Prólogo.

domingo, 20 de septiembre de 2009

Era una noche lluviosa. En pleno mes de Diciembre. Un día 27 como otro cualquiera de cualquier otro año, de no ser por el hecho de que una jovencita de apenas 16 años estaba dando a luz.
Se encontraba en un cuarto decorado con imágenes. Imágenes de toda su vida, desde sus primeros pasos hasta los últimos que había dado. Incluyendo algunas fotos con el padre de las dos criaturas que ahora traía al mundo.
Estaba tumbada en la cama, con las piernas abiertas. Como comadrona improvisada, estaba su madre. Entre sus manos sujetaba una toalla mientras sujetaba con delicadeza la cabeza del primero en nacer. Se trataba de un niño. Suavemento lo colocó entre los brazos del padre, que la asistía. La segunda en nacer fue una niña.
Entre ambos, padre y madre, limpiaron a los pequeños mientras la madre respiraba aun entrecortadamente.

- Mama, ¿Estan bien?
- Perfectamente...
- ¿Puedo sostenerlos un rato?
- No, tu padre tiene que llevárselos ya.
- Pero yo...
- No tienes derecho a decir nada, cielo - el padre se acercó a la chica y le dio un suave beso en la frente, antes de cojer una cesta con los bebes.
- Ahora, tú y yo nos vamos al hospital - dijo la madre, con angustia en la voz.

La puerta del cuarto se cerró tras el paso de un hombre. Llevaba puesta una gabardina y un sombrero. Caminaba rápido, a zancadas. Prácticamente se deslizó escaleras abajo. Abrió la puerta principal de la casa y salió por ella. Llegó al coche y dejó el cesto en el asiento del copiloto, mientras se sentaba al volante.
Los niños no dejaban de llorar. El hombre los miraba con pena, compadeciendose de las dos pobres criaturas que hubiera podido llamar nietos, de no ser por su nacimiento precipitado. Su hija debería haber tenido más cuidado. Su novio le prometió que cuidaría de ellos, pero no tuvo tiempo a cumplir su promesa. Hacía un par de meses que había muerto en un accidente automovilístico. Su pequeña princesita habia quedado destrozada, sola y embarazada de 7 meses, de nada más y nada menos que gemelos.
La lluvía caía fuertemente sobre la luna del coche, los limpiaparabrisas se deslizaban arriba y abajo, a un ritmo desenfrenado. Y el llanto continuaba...
El coche paró frente a un convento, tras media hora de trayecto. La figura másculina salió del coche, llevándose la cesta con él.
La posó sobre el suelo, justo ante la entrada de la pequeña capillita y golpeó la puerta con fuerza. Se giró y salió andando rápidamente, para meterse de nuevo en el coche y acelerar.
El coche se perdió en el horizonte al tiempo que una jovencita de melena castaña abria la puerta, con un simple camisón puesto. Miró hacia abajo y vio dos pequeños bebés llorando, arropados por una mantita azul, en el interior de una cesta.
Recogió la cesta y se metió dentro de nuevo. Muchas de sus hermanas acudieron a su lado para ver que ocurría.

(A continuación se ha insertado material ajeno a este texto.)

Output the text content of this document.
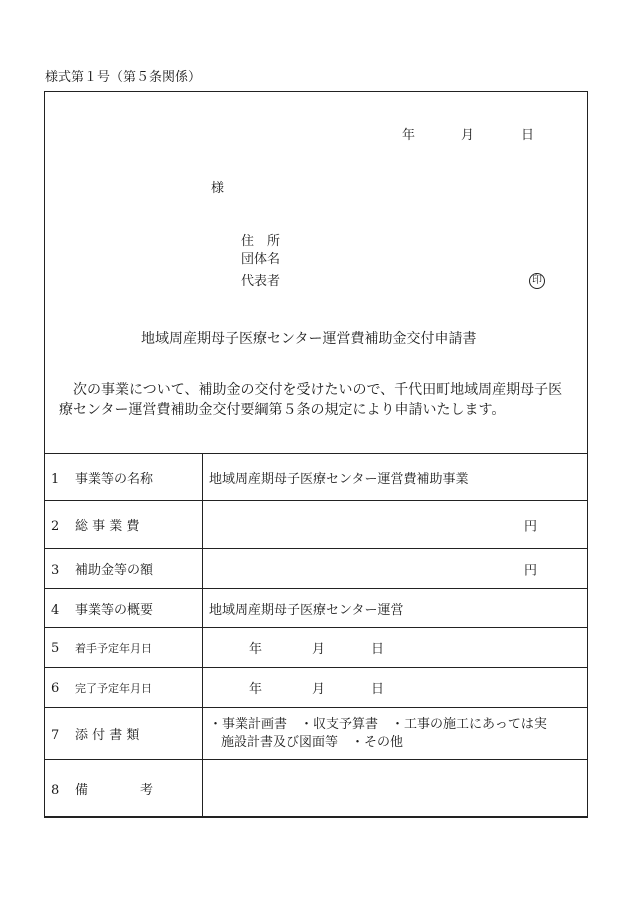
様式第１号（第５条関係）
年	月	日
様
住　所
団体名
代表者	印
地域周産期母子医療センター運営費補助金交付申請書
次の事業について、補助金の交付を受けたいので、千代田町地域周産期母子医療センター運営費補助金交付要綱第５条の規定により申請いたします。
1 事業等の名称	地域周産期母子医療センター運営費補助事業
2 総 事 業 費	円

3 補助金等の額	円

4 事業等の概要	地域周産期母子医療センター運営
5 着手予定年月日	年 月 日
6 完了予定年月日	年 月 日
7 添 付 書 類	・事業計画書　・収支予算書　・工事の施工にあっては実
施設計書及び図面等　・その他

8 備　　　　考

- Han traido otro par - susurró la jóven que los había recogido. - Avisad a la Madre Superiora.
- Sí, hermana Meiko. - la propietaria de esa voz inclinó levemente el rostro y desapareció por el pasillo.
- Debemos llevarlos a la sección donde estan el resto de los niños.
- Yo lo haré - pronunció Meiko. - Quiero hacerme cargo de ellos personalmente.

La jóvencita se llevó con ella a los recién llegados, perdiéndose por un pasillo a la derecha.
Llegó a un pasillo a oscuras y en silencio y se adentró en un cuarto. Dentro había cuatro cunas, dos de ellas ocupadas. Sacó del interior del cesto a los recién nacidos y depositó a cada uno de ellos en las cunas vacías. Les besó la frente y salió del cuarto, dejándo a los cuatro bebes dormidos.
Cuando llegó a la entrada de nuevo, la Madre Superiora salió a su encuentro, seguida por otras hermanas.

- Me han dicho que son otros dos, gemelos.
- Asi es, señora.
- Hermana Meiko, ¿Te ofreces como encargada de estos dos también?
- Sí, señora. - inclinó levemente el rostro.
- Muy bien ¿Qué nombre ostentarán a partir de ahora?

Meiko quedó en silencio, mirando a su superiora a los ojos. Se lo pensó apenas unos segundos antes de contestar.

- El chico se llamará Len y la chica Rin, señora.
- Muy bien, en un par de meses serán bautizados con esos nombres. Buenas noches Hermanas.
- Buenas noches, Madre Superiora - susurraron todas al unísono.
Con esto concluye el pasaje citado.